For the long-term, the Company and its industry partners have secured approximately 4,000 +/- acres currently under lease or to be leased in this area and has future plans to participate in the drilling of as many as 150-200 coalbed methane wells in this part of Oklahoma. Based on production in this area, conservative estimates of gross production from 200 wells would be projected at 9,000,000 cubic feet of natural gas per day, which at current market prices approximates gross figures of $49,500 per day before line charges, royalties, taxes and operating expenses. Once again, although the company remains confident as to its future operations, no assurances can be given that such production will be achieved or revenues realized. The Company has varying degrees of ownership in each gas property.

About Allied Energy Group

Allied Energy Group, Inc. (PINKSHEETS: AGGI) is an independent energy development firm primarily engaged in the exploration, development, and production of oil and natural gas in the continental United States. The company relies upon its industry partners, well operators, geologists, petroleum engineers, seismic specialists, and financial analysts whose combined industry experience is essential to the success of each project. Allied Energy Group's strategic focus is the development of oil and natural gas reserves. As the fuel of choice to meet the growing demand for a clean-burning domestically produced fuel, the company firmly believes its natural gas exploration strategy should provide substantial growth to the company for the years to come.

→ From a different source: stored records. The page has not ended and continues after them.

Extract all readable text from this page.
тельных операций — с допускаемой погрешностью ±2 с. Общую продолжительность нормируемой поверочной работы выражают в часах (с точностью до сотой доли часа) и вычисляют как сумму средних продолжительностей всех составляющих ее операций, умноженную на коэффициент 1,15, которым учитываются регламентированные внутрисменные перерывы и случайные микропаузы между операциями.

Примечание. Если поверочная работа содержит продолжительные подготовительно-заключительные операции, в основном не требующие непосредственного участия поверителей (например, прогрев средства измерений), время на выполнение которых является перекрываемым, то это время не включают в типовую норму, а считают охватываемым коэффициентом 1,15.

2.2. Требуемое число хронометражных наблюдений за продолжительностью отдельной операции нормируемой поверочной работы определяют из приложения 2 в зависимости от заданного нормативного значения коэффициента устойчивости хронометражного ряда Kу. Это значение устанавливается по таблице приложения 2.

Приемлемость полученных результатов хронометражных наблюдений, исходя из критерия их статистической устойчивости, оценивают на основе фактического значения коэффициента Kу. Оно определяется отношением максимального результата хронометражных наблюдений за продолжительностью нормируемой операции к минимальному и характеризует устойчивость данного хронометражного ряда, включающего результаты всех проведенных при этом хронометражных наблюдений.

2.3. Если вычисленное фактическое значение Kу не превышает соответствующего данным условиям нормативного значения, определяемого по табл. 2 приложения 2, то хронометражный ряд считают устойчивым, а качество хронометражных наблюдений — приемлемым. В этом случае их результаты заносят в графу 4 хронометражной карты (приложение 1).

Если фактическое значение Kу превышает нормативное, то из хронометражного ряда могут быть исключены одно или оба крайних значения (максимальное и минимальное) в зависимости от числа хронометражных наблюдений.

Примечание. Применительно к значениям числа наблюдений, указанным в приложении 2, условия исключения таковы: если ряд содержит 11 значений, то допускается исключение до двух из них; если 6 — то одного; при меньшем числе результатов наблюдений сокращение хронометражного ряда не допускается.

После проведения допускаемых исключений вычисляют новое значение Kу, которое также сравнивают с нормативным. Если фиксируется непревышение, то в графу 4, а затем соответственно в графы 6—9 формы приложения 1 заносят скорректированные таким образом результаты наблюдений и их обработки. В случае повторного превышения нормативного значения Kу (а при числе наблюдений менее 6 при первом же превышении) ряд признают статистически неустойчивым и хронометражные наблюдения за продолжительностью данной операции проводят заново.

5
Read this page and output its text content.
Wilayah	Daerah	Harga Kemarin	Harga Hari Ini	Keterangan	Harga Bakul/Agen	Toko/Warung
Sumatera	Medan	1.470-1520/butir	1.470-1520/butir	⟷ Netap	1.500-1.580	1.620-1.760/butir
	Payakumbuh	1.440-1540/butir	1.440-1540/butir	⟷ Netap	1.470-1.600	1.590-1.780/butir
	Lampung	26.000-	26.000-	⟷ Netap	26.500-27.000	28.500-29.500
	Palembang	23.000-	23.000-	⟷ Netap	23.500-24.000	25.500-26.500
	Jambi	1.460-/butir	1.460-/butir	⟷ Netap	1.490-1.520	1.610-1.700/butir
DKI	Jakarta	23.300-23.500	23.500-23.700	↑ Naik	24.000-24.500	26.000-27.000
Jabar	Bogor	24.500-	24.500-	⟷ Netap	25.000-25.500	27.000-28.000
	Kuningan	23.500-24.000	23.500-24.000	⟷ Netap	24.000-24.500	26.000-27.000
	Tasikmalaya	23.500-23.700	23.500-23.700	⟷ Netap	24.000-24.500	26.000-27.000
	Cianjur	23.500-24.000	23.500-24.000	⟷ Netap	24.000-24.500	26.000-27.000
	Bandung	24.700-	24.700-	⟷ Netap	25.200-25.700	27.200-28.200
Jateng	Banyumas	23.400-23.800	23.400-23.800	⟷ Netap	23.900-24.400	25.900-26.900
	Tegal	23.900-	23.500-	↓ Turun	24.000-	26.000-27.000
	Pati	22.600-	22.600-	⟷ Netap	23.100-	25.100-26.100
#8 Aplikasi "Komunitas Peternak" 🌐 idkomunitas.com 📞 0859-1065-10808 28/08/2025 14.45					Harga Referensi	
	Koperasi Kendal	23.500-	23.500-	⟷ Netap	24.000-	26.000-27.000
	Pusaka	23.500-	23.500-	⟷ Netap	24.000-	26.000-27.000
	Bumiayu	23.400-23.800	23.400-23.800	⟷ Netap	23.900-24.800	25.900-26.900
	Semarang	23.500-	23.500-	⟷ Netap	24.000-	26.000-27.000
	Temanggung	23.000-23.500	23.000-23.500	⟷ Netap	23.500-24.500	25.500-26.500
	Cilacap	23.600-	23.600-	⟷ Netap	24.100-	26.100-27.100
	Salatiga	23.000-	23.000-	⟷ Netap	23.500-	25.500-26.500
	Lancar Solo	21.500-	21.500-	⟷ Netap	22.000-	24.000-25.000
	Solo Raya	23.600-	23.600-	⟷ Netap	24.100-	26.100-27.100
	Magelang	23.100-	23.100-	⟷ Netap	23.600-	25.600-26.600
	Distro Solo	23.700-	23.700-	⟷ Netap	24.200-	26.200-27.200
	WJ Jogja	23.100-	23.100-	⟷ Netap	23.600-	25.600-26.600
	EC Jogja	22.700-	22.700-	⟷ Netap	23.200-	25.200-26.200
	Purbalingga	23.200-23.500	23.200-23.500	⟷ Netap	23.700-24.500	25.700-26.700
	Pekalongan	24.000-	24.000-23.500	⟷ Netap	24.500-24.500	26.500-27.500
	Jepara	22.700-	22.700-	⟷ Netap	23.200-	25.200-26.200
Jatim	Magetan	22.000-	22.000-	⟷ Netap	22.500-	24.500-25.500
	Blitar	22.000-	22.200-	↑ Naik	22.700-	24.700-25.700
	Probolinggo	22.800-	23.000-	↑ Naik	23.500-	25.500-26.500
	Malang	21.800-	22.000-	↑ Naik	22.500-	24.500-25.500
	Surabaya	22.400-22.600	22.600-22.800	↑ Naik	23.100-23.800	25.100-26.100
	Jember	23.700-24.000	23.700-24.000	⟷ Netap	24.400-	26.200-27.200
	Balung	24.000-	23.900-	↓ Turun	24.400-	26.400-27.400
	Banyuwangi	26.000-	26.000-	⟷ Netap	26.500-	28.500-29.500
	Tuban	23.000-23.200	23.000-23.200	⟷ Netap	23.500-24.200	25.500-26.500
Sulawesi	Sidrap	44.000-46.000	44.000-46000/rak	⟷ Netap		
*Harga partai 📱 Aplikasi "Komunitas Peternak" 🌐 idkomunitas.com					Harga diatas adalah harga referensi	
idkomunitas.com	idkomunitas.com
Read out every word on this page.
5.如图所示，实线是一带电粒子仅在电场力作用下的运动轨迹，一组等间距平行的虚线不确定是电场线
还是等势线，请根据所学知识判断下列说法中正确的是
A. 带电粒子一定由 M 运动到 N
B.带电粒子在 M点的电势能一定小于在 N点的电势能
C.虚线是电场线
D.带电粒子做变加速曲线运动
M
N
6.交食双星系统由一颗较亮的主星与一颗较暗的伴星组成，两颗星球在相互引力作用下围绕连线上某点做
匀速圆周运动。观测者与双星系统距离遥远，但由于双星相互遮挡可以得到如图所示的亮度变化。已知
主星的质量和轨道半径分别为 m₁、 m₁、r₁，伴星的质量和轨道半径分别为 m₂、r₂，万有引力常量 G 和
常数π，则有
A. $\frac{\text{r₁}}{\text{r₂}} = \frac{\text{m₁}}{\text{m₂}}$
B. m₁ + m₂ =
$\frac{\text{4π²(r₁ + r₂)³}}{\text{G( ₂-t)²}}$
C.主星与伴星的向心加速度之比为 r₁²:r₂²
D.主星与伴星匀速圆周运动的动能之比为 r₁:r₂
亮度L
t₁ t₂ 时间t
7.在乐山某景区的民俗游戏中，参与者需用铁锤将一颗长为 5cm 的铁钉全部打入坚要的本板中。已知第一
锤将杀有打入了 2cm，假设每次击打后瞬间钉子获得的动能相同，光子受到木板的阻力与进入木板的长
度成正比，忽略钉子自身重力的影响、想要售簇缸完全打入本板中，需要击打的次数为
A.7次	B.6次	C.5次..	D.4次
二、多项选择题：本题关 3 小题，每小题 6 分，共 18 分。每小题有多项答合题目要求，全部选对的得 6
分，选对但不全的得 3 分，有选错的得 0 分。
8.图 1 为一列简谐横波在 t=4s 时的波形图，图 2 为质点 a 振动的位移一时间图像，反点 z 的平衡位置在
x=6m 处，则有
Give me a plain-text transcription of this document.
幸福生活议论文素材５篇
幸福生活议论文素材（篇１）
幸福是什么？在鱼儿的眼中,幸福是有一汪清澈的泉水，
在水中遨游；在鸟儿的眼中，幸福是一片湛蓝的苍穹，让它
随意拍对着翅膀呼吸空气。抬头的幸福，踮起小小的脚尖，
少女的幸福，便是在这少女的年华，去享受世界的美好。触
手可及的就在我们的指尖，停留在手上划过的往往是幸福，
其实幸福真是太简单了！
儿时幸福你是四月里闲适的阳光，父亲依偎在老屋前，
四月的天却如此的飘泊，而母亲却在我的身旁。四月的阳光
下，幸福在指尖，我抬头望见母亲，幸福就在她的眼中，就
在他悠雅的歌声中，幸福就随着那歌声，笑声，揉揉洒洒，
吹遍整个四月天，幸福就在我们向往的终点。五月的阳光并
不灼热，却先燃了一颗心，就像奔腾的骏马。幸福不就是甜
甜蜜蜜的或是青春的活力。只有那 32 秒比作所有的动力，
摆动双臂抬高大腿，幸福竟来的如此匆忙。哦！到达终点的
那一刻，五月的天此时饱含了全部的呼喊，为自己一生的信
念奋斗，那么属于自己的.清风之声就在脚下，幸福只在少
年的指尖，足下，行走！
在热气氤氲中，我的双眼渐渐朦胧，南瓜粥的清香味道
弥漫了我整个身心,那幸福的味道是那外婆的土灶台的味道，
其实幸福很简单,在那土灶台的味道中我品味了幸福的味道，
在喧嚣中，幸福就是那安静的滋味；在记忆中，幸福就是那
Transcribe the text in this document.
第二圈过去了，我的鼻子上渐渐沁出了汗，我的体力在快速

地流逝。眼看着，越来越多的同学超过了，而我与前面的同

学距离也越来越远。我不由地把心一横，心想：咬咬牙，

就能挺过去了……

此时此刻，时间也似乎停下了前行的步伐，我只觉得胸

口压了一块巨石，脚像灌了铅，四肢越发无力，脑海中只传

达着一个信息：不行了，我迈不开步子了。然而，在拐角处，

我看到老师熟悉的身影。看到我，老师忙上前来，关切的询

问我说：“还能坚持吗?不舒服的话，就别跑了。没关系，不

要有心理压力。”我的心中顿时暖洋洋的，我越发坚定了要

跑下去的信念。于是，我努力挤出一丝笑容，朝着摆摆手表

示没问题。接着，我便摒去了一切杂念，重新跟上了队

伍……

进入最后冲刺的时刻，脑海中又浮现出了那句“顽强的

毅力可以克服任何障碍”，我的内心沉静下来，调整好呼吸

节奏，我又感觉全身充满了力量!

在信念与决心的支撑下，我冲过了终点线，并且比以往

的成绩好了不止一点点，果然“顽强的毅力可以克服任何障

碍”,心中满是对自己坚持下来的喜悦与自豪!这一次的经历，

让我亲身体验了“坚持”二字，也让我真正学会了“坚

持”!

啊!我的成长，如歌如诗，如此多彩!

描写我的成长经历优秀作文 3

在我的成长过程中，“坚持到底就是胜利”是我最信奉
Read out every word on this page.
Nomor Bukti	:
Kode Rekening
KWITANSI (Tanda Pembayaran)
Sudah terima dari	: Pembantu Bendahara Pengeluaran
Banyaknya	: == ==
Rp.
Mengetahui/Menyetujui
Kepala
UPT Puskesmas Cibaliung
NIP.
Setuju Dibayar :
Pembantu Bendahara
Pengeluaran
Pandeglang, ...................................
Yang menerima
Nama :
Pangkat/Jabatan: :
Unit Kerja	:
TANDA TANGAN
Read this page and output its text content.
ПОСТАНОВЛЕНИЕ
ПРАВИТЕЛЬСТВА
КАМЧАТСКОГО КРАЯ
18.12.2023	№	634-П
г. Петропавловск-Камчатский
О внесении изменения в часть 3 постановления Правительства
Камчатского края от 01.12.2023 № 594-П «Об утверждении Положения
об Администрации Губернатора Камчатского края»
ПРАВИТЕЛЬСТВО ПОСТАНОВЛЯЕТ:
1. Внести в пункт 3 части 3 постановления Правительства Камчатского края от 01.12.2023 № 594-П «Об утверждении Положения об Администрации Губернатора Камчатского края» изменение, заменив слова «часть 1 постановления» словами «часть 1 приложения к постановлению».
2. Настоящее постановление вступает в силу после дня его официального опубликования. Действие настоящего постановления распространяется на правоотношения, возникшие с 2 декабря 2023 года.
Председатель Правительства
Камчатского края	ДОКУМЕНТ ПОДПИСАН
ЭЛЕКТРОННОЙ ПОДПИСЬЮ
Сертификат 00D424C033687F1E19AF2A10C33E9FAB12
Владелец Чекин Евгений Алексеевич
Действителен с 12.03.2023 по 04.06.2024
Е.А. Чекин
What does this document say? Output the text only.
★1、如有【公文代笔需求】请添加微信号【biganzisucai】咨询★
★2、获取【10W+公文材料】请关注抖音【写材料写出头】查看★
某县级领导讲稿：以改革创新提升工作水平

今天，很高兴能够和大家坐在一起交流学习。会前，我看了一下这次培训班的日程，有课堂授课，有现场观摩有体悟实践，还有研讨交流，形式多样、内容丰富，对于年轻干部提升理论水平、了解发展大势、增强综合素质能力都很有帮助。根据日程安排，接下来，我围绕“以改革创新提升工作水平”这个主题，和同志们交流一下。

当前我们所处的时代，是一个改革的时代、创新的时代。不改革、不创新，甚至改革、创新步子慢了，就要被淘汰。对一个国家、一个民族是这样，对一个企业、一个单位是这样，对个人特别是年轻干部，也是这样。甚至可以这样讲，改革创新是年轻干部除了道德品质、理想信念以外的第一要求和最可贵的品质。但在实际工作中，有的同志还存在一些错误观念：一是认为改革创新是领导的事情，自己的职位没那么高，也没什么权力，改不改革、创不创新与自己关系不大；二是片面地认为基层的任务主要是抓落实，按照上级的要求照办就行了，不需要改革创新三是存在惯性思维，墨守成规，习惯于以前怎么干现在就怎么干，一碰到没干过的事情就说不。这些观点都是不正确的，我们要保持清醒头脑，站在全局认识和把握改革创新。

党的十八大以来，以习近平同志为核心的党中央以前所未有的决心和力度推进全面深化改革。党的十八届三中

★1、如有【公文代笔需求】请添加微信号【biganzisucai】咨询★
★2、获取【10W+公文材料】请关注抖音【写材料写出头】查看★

For more information: www.alliedenergy.com

Certain statements in this release and the attached corporate profile that are not historical facts are "forward-looking statements" within the meaning of the Private Securities Litigation Reform Act of 1995. Such statements may be identified by the use of words such as "anticipate," "believe," "expect," "future," "may," "will," "would," "should," "plan," "projected," "intend," and similar expressions. Such forward-looking statements involve known and unknown risks including but not limited to geological and geophysical risks inherent to the oil and gas industry, uncertainties and other factors that may cause the actual results, performance or achievements of the Company to be materially different from those expressed or implied by such forward-looking statements. The Company may have varying degrees of working interest ownership in each well and/or prospect. Thus, gross revenue projections may not be equal to what is distributed net to the Company. The Company's future operating results are dependent upon many factors, including but not limited to the Company's ability to: (i) obtain sufficient capital or a strategic business arrangement to fund its expansion plans; (ii) build the management and human resources and infrastructure necessary to support the growth of its business; (iii) competitive factors and developments beyond the Company's control; and (iv) other risk factors inherent to the oil and gas industry.